Figure 6.

CMA participates in the degradation of misfolded histone H3 protein. (A) Ribbon diagram illustrating the structures of wild-type histone H3 and mutant histone H3A95P. The arrow points to the site where A95 is located along the second α-helix and the disruption of the helix upon mutation to proline. (B) Top, scheme illustrating the experimental procedure to assemble tetramers. Bottom, Coomassie blue staining analysis of fractions derived from the S200 sizing column after tetramer formation utilizing wild type His-tagged or His-H3A95P. (C) Coomassie blue staining gel of samples derived from the tetramer assembly reaction (input, pellet and tetramer derived from the S200 column) with wild type His-tagged and His-H3A95P. (D–F) Immunofluorescence of HeLa cells for LAMP1 (green), DAPI (blue), and HT-H3 or -H3A95P (red) (D). Mean intensity in arbitrary units of HT-H3 signal of 20 cells per condition (E). Intensity Correlation Quotient (ICQ) graph, as HT/LAMP1 signal of 20 cells per condition (F); **P< 0.01, Student′s t-test. (G) Model for the quality control of newly synthesized histones H3 and H4. The figure illustrates the relation between the biogenesis and the degradation mediated by Chaperone Mediated Autophagy (CMA) of histones H3 and H4 in the cytoplasm.
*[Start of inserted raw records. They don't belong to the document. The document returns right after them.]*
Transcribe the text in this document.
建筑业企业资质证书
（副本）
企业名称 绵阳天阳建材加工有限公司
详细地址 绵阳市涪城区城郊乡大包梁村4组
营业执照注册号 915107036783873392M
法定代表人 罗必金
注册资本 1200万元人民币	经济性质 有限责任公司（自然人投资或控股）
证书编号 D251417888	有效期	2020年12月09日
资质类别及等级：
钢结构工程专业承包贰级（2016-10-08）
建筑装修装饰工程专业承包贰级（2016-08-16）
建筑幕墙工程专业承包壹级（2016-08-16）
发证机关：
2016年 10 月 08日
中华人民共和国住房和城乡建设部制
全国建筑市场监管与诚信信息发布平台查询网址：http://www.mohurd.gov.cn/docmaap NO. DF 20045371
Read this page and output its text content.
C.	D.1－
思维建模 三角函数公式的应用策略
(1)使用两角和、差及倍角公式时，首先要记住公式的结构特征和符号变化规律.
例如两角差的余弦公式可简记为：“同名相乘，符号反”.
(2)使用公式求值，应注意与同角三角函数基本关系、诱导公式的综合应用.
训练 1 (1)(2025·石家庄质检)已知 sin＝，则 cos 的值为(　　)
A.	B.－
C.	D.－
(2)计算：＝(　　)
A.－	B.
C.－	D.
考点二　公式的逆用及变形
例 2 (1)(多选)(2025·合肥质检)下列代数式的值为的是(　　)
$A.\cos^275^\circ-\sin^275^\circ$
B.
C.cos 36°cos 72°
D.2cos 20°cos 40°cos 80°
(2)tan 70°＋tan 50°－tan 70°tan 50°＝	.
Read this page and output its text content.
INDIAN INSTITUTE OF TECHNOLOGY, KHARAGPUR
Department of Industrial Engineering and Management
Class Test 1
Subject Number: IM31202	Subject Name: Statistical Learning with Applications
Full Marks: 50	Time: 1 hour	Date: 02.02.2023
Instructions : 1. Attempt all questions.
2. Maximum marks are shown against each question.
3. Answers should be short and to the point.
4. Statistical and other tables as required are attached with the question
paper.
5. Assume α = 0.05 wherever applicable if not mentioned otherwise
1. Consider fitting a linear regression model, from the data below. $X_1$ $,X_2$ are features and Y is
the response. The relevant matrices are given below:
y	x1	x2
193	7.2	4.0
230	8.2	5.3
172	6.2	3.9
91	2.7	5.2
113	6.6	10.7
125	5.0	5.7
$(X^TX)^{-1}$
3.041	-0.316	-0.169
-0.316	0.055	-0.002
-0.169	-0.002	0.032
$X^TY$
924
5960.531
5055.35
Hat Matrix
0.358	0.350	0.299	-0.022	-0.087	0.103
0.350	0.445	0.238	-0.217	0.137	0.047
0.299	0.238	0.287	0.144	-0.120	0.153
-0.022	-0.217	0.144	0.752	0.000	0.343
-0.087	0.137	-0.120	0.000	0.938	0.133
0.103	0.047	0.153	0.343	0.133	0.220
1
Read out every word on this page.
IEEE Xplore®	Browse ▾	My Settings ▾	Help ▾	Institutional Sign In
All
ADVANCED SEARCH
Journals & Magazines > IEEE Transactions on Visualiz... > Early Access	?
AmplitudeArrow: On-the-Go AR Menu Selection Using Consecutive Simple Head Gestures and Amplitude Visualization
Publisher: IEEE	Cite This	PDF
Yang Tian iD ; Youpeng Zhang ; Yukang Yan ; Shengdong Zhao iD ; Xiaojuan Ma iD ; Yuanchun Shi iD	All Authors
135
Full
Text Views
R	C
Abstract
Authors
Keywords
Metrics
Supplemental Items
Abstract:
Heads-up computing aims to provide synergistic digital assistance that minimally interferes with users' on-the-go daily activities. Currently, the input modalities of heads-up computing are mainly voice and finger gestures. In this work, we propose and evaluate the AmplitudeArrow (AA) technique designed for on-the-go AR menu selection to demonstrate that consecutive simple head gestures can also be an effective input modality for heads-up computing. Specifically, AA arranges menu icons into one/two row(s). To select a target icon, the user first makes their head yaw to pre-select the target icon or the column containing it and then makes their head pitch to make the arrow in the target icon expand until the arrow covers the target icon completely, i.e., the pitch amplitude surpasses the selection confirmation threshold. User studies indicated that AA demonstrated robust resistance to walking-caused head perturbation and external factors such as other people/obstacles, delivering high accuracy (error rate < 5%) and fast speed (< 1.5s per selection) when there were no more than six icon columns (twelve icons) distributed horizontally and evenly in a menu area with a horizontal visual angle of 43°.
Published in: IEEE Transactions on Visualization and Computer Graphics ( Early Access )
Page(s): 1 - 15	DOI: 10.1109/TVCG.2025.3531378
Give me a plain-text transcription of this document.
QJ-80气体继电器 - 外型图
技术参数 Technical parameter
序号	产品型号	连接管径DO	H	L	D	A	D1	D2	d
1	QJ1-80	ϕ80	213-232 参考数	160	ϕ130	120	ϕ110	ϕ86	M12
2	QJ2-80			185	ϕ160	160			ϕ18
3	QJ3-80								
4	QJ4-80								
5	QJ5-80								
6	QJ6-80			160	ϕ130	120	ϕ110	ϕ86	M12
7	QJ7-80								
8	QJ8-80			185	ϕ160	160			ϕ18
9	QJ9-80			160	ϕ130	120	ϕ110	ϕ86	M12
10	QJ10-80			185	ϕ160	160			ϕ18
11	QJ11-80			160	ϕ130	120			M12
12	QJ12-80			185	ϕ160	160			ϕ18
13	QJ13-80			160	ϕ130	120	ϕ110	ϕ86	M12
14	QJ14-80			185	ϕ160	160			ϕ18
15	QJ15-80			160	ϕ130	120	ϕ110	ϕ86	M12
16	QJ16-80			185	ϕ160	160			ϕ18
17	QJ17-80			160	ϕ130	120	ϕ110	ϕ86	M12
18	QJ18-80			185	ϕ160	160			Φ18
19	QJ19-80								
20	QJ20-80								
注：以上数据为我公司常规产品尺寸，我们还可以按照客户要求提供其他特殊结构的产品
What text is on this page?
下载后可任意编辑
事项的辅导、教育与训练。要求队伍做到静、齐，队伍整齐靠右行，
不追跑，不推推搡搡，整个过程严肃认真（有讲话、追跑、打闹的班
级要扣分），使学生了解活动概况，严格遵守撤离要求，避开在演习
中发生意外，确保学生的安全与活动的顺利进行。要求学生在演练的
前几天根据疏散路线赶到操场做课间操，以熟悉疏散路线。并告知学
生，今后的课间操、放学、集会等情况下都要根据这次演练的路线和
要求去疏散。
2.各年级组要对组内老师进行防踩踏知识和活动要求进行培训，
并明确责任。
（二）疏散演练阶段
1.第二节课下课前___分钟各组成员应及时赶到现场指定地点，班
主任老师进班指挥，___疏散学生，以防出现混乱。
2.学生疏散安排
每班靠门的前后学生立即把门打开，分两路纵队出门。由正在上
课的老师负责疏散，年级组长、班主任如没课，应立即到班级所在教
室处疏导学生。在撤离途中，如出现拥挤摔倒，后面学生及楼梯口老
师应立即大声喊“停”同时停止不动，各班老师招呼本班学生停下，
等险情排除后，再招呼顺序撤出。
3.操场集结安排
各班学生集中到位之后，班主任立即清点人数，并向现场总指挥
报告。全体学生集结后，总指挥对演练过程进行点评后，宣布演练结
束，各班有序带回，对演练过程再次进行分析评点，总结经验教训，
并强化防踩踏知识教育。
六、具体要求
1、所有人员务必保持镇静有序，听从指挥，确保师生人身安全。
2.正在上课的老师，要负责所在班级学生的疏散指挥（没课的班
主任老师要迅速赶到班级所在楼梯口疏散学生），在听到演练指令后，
As shown in this work, CMA participates in the degradation of histones H3 and H4 and possibly in the quality control of histones by degrading unfolded or defective newly synthesized histones H3 and H4. The chaperones HSC70 and tNASP are important regulators in this pathway, in such a way that HSC70 can either assist in the proper folding of histones or deliver H3 to the LAMP2A receptor at the lysosome for degradation. Whether histone H4 is also targeted by HSC70 to the lysosome is currently unknown. tNASP instead stabilizes and prevents histones H3 and H4 degradation.